Homological dimensions for co-rank one idempotent subalgebras

TL;DR

This paper investigates the relationship between the homological dimensions of a Noetherian algebra and its co-rank one idempotent subalgebra, revealing conditions under which their global dimensions are finite and related.

Contribution

It establishes new criteria connecting the homological properties of an algebra and its idempotent subalgebra via the simple module's extension properties.

Findings

Global dimension finiteness of A and Γ are equivalent if S_e has no self-extensions.

Finite global dimensions of A and Γ imply S_e has no higher self-extensions.
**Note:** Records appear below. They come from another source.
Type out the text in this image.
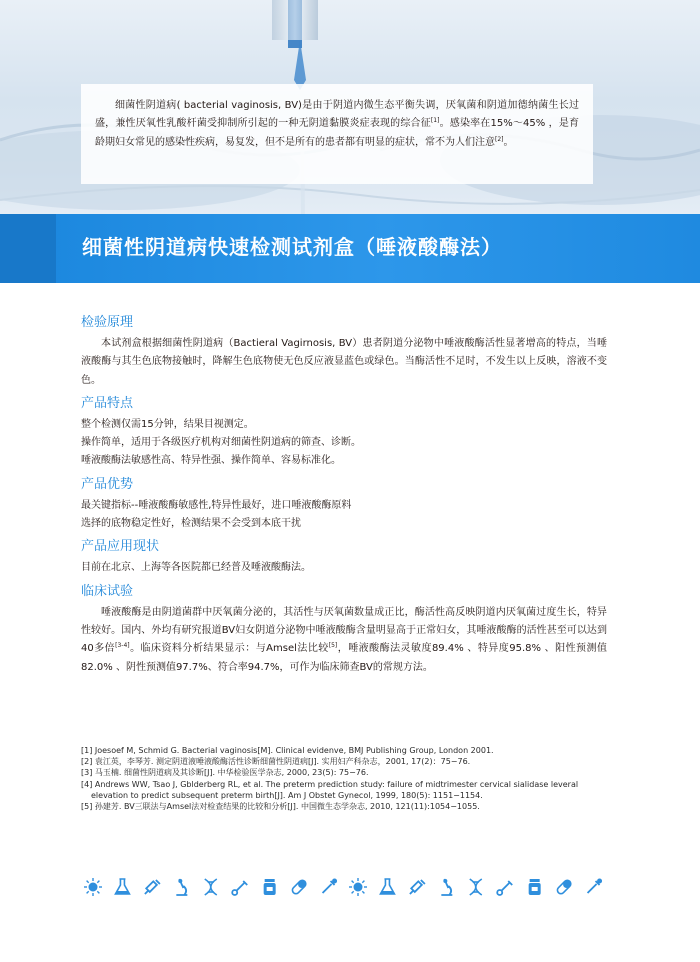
细菌性阴道病( bacterial vaginosis, BV)是由于阴道内微生态平衡失调，厌氧菌和阴道加德纳菌生长过盛，兼性厌氧性乳酸杆菌受抑制所引起的一种无阴道黏膜炎症表现的综合征[1]。感染率在15%～45% ，是育龄期妇女常见的感染性疾病，易复发，但不是所有的患者都有明显的症状，常不为人们注意[2]。

细菌性阴道病快速检测试剂盒（唾液酸酶法）
检验原理

本试剂盒根据细菌性阴道病（Bactieral Vagirnosis, BV）患者阴道分泌物中唾液酸酶活性显著增高的特点，当唾液酸酶与其生色底物接触时，降解生色底物使无色反应液显蓝色或绿色。当酶活性不足时，不发生以上反映，溶液不变色。

产品特点

整个检测仅需15分钟，结果目视测定。

操作简单，适用于各级医疗机构对细菌性阴道病的筛查、诊断。

唾液酸酶法敏感性高、特异性强、操作简单、容易标准化。

产品优势

最关键指标--唾液酸酶敏感性,特异性最好，进口唾液酸酶原料

选择的底物稳定性好，检测结果不会受到本底干扰

产品应用现状

目前在北京、上海等各医院都已经普及唾液酸酶法。

临床试验

唾液酸酶是由阴道菌群中厌氧菌分泌的，其活性与厌氧菌数量成正比，酶活性高反映阴道内厌氧菌过度生长，特异性较好。国内、外均有研究报道BV妇女阴道分泌物中唾液酸酶含量明显高于正常妇女，其唾液酸酶的活性甚至可以达到40多倍[3-4]。临床资料分析结果显示：与Amsel法比较[5]，唾液酸酶法灵敏度89.4% 、特异度95.8% 、阳性预测值82.0% 、阴性预测值97.7%、符合率94.7%，可作为临床筛查BV的常规方法。

[1] Joesoef M, Schmid G. Bacterial vaginosis[M]. Clinical evidenve, BMJ Publishing Group, London 2001.
[2] 袁江英，李琴芳. 测定阴道液唾液酸酶活性诊断细菌性阴道病[J]. 实用妇产科杂志，2001, 17(2)：75−76.
[3] 马玉楠. 细菌性阴道病及其诊断[J]. 中华检验医学杂志, 2000, 23(5): 75−76.
[4] Andrews WW, Tsao J, Gblderberg RL, et al. The preterm prediction study: failure of midtrimester cervical sialidase leveral
elevation to predict subsequent preterm birth[J]. Am J Obstet Gynecol, 1999, 180(5): 1151−1154.
[5] 孙建芳. BV三联法与Amsel法对检查结果的比较和分析[J]. 中国微生态学杂志, 2010, 121(11):1054−1055.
Conditions depend on the algebra being positively graded or semiperfect.

Abstract

Let $k$ be an algebraically closed field and $A$ be a (left and right) Noetherian associative $k$-algebra. Assume further that $A$ is either positively graded or semiperfect (this includes the class of finite dimensional $k$-algebras, and $k$-algebras that are finitely generated modules over a Noetherian central Henselian ring). Let $e$ be a primitive idempotent of $A$, which we assume is of degree $0$ if $A$ is positively graded. We consider the idempotent subalgebra $\Gamma = (1-e)A(1-e)$ and $S_e$ the simple right $A$-module $S_e = eA/e{\rm rad}A$, where ${\rm rad}A$ is the Jacobson radical of $A$, or the graded Jacobson radical of $A$ if $A$ is positively graded. In this paper, we relate the homological dimensions of $A$ and $\Gamma$, using the homological properties of $S_e$. First, if $S_e$ has no self-extensions of any degree, then the global dimension of $A$ is finite if and only if that of $\Gamma$ is. On the other hand, if the global dimensions of both $A$ and $\Gamma$ are finite, then $S_e$ cannot have self-extensions of degree greater than one, provided $A/{\rm rad}A$ is finite dimensional.